BACKGROUND AND OBJECTIVES: COVID-19 symptoms change after onset-some show early, others later. This article examines whether the order of occurrence of symptoms can improve diagnosis of COVID-19 before test results are available. METHODS: In total, 483 individuals who completed a COVID-19 test were recruited through Listservs. Participants then completed an online survey regarding their symptoms and test results. The order of symptoms was set according to (a) whether the participant had a "history of the symptom" due to a prior condition; and (b) whether the symptom "occurred first," or prior to, other symptoms of COVID-19. Two LASSO (Least Absolute Shrinkage and Selection Operator) regression models were developed. The first model, referred to as "time-invariant," used demographics and symptoms but not the order of symptom occurrence. The second model, referred to as "time-sensitive," used the same data set but included the order of symptom occurrence. RESULTS: The average cross-validated area under the receiver operating characteristic (AROC) curve for the time-invariant model was 0.784. The time-sensitive model had an AROC curve of 0.799. The difference between the 2 accuracy levels was statistically significant (α < .05). CONCLUSION: The order of symptom occurrence made a statistically significant, but small, improvement in the accuracy of the diagnosis of COVID-19.

The Role of Symptom Clusters in Triage of COVID-19 Patients.

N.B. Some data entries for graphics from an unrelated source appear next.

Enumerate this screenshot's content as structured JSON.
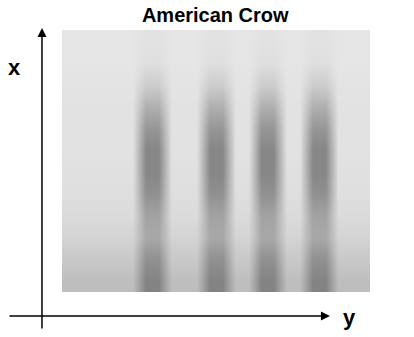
{
  "chart_data": {
    "type": "heatmap",
    "title": "American Crow",
    "xlabel": "y",
    "ylabel": "x",
    "tick_labels": false,
    "grid": false,
    "cells": [
      [
        0.3,
        0.3,
        0.3,
        0.3,
        0.3,
        0.3,
        0.62,
        0.62,
        0.3,
        0.3,
        0.3,
        0.62,
        0.62,
        0.3,
        0.3,
        0.62,
        0.62,
        0.3,
        0.3,
        0.62,
        0.62,
        0.3,
        0.3,
        0.3
      ],
      [
        0.24,
        0.24,
        0.24,
        0.24,
        0.24,
        0.24,
        0.55,
        0.55,
        0.24,
        0.24,
        0.24,
        0.55,
        0.55,
        0.24,
        0.24,
        0.55,
        0.55,
        0.24,
        0.24,
        0.55,
        0.55,
        0.24,
        0.24,
        0.24
      ],
      [
        0.18,
        0.18,
        0.18,
        0.18,
        0.18,
        0.18,
        0.42,
        0.42,
        0.18,
        0.18,
        0.18,
        0.42,
        0.42,
        0.18,
        0.18,
        0.42,
        0.42,
        0.18,
        0.18,
        0.42,
        0.42,
        0.18,
        0.18,
        0.18
      ],
      [
        0.14,
        0.14,
        0.14,
        0.14,
        0.14,
        0.14,
        0.45,
        0.45,
        0.14,
        0.14,
        0.14,
        0.45,
        0.45,
        0.14,
        0.14,
        0.45,
        0.45,
        0.14,
        0.14,
        0.45,
        0.45,
        0.14,
        0.14,
        0.14
      ],
      [
        0.12,
        0.12,
        0.12,
        0.12,
        0.12,
        0.12,
        0.55,
        0.55,
        0.12,
        0.12,
        0.12,
        0.55,
        0.55,
        0.12,
        0.12,
        0.55,
        0.55,
        0.12,
        0.12,
        0.55,
        0.55,
        0.12,
        0.12,
        0.12
      ],
      [
        0.11,
        0.11,
        0.11,
        0.11,
        0.11,
        0.11,
        0.6,
        0.6,
        0.11,
        0.11,
        0.11,
        0.6,
        0.6,
        0.11,
        0.11,
        0.6,
        0.6,
        0.11,
        0.11,
        0.6,
        0.6,
        0.11,
        0.11,
        0.11
      ],
      [
        0.1,
        0.1,
        0.1,
        0.1,
        0.1,
        0.1,
        0.6,
        0.6,
        0.1,
        0.1,
        0.1,
        0.6,
        0.6,
        0.1,
        0.1,
        0.6,
        0.6,
        0.1,
        0.1,
        0.6,
        0.6,
        0.1,
        0.1,
        0.1
      ],
      [
        0.1,
        0.1,
        0.1,
        0.1,
        0.1,
        0.1,
        0.52,
        0.52,
        0.1,
        0.1,
        0.1,
        0.52,
        0.52,
        0.1,
        0.1,
        0.52,
        0.52,
        0.1,
        0.1,
        0.52,
        0.52,
        0.1,
        0.1,
        0.1
      ],
      [
        0.1,
        0.1,
        0.1,
        0.1,
        0.1,
        0.1,
        0.38,
        0.38,
        0.1,
        0.1,
        0.1,
        0.38,
        0.38,
        0.1,
        0.1,
        0.38,
        0.38,
        0.1,
        0.1,
        0.38,
        0.38,
        0.1,
        0.1,
        0.1
      ],
      [
        0.09,
        0.09,
        0.09,
        0.09,
        0.09,
        0.09,
        0.22,
        0.22,
        0.09,
        0.09,
        0.09,
        0.22,
        0.22,
        0.09,
        0.09,
        0.22,
        0.22,
        0.09,
        0.09,
        0.22,
        0.22,
        0.09,
        0.09,
        0.09
      ],
      [
        0.08,
        0.08,
        0.08,
        0.08,
        0.08,
        0.08,
        0.12,
        0.12,
        0.08,
        0.08,
        0.08,
        0.12,
        0.12,
        0.08,
        0.08,
        0.12,
        0.12,
        0.08,
        0.08,
        0.12,
        0.12,
        0.08,
        0.08,
        0.08
      ],
      [
        0.08,
        0.08,
        0.08,
        0.08,
        0.08,
        0.08,
        0.1,
        0.1,
        0.08,
        0.08,
        0.08,
        0.1,
        0.1,
        0.08,
        0.08,
        0.1,
        0.1,
        0.08,
        0.08,
        0.1,
        0.1,
        0.08,
        0.08,
        0.08
      ]
    ]
  }
}
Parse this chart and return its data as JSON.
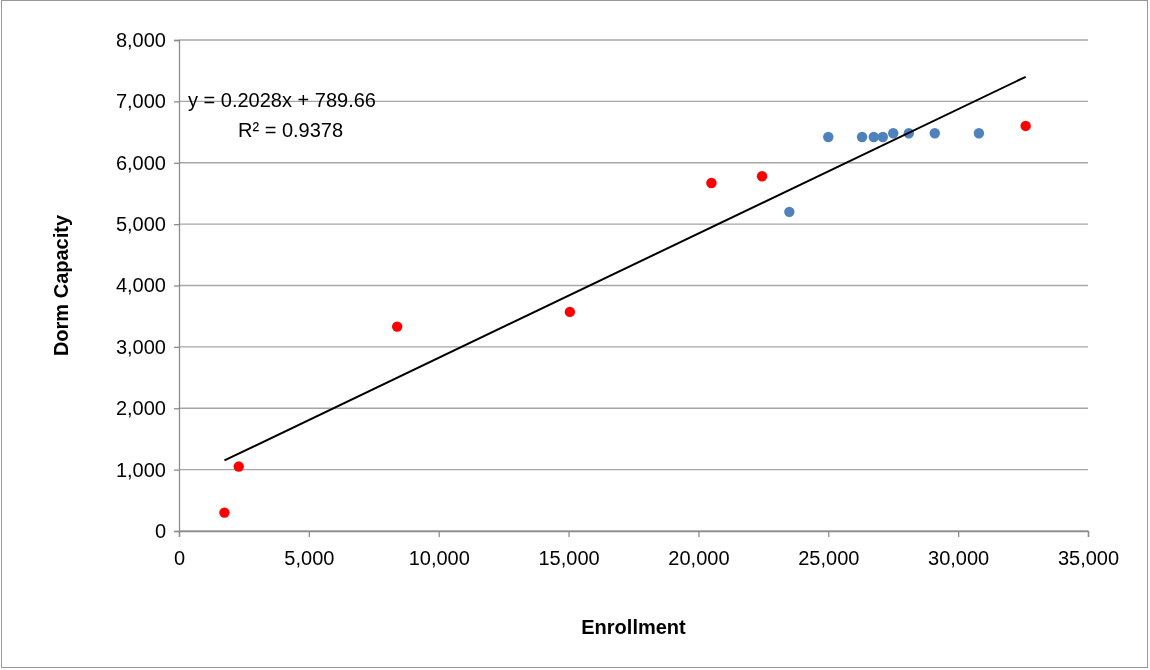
{
  "chart_data": {
    "type": "scatter",
    "xlabel": "Enrollment",
    "ylabel": "Dorm Capacity",
    "xlim": [
      0,
      35000
    ],
    "ylim": [
      0,
      8000
    ],
    "xticks": [
      {
        "value": 0,
        "label": "0"
      },
      {
        "value": 5000,
        "label": "5,000"
      },
      {
        "value": 10000,
        "label": "10,000"
      },
      {
        "value": 15000,
        "label": "15,000"
      },
      {
        "value": 20000,
        "label": "20,000"
      },
      {
        "value": 25000,
        "label": "25,000"
      },
      {
        "value": 30000,
        "label": "30,000"
      },
      {
        "value": 35000,
        "label": "35,000"
      }
    ],
    "yticks": [
      {
        "value": 0,
        "label": "0"
      },
      {
        "value": 1000,
        "label": "1,000"
      },
      {
        "value": 2000,
        "label": "2,000"
      },
      {
        "value": 3000,
        "label": "3,000"
      },
      {
        "value": 4000,
        "label": "4,000"
      },
      {
        "value": 5000,
        "label": "5,000"
      },
      {
        "value": 6000,
        "label": "6,000"
      },
      {
        "value": 7000,
        "label": "7,000"
      },
      {
        "value": 8000,
        "label": "8,000"
      }
    ],
    "grid": "y",
    "marker": "circle",
    "series": [
      {
        "color": "#ff0000",
        "x": [
          1750,
          2300,
          8400,
          15050,
          20500,
          22450,
          32600
        ],
        "values": [
          300,
          1050,
          3330,
          3570,
          5670,
          5780,
          6600
        ]
      },
      {
        "color": "#4f81bd",
        "x": [
          23500,
          25000,
          26300,
          26750,
          27100,
          27500,
          28100,
          29100,
          30800
        ],
        "values": [
          5200,
          6420,
          6420,
          6420,
          6420,
          6480,
          6480,
          6480,
          6480
        ]
      },
      {
        "type": "line",
        "marker": "none",
        "color": "#000000",
        "x": [
          1750,
          32600
        ],
        "values": [
          1150,
          7400
        ]
      }
    ],
    "annotations": [
      "y = 0.2028x + 789.66",
      "R² = 0.9378"
    ]
  }
}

BACKGROUND AND OBJECTIVE: COVID-19 manifests with a broad range of symptoms. This study investigates whether clusters of respiratory, gastrointestinal, or neurological symptoms can be used to diagnose COVID-19. METHODS: We surveyed symptoms of 483 subjects who had completed COVID-19 laboratory tests in the last 30 days. The survey collected data on demographic characteristics, self-reported symptoms for different types of infections within 14 days of onset of illness, and self-reported COVID-19 test results. Robust LASSO regression was used to create 3 nested models. In all 3 models, the response variable was the COVID-19 test result. In the first model, referred to as the "main effect model," the independent variables were demographic characteristics, history of chronic symptoms, and current symptoms. The second model, referred to as the "hierarchical clustering model," added clusters of variables to the list of independent variables. These clusters were established through hierarchical clustering. The third model, referred to as the "interaction-terms model," also added clusters of variables to the list of independent variables; this time clusters were established through pairwise and triple-way interaction terms. Models were constructed on a randomly selected 80% of the data and accuracy was cross-validated on the remaining 20% of the data. The process was bootstrapped 30 times. Accuracy of the 3 models was measured using the average of the cross-validated area under the receiver operating characteristic curves (AUROCs). RESULTS: In 30 bootstrap samples, the main effect model had an AUROC of 0.78. The hierarchical clustering model had an AUROC of 0.80. The interaction-terms model had an AUROC of 0.81. Both the hierarchical cluster model and the interaction model were significantly different from the main effect model (α = .04). Patients with different races/ethnicities, genders, and ages presented with different symptom clusters. CONCLUSIONS: Using clusters of symptoms, it is possible to more accurately diagnose COVID-19 among symptomatic patients.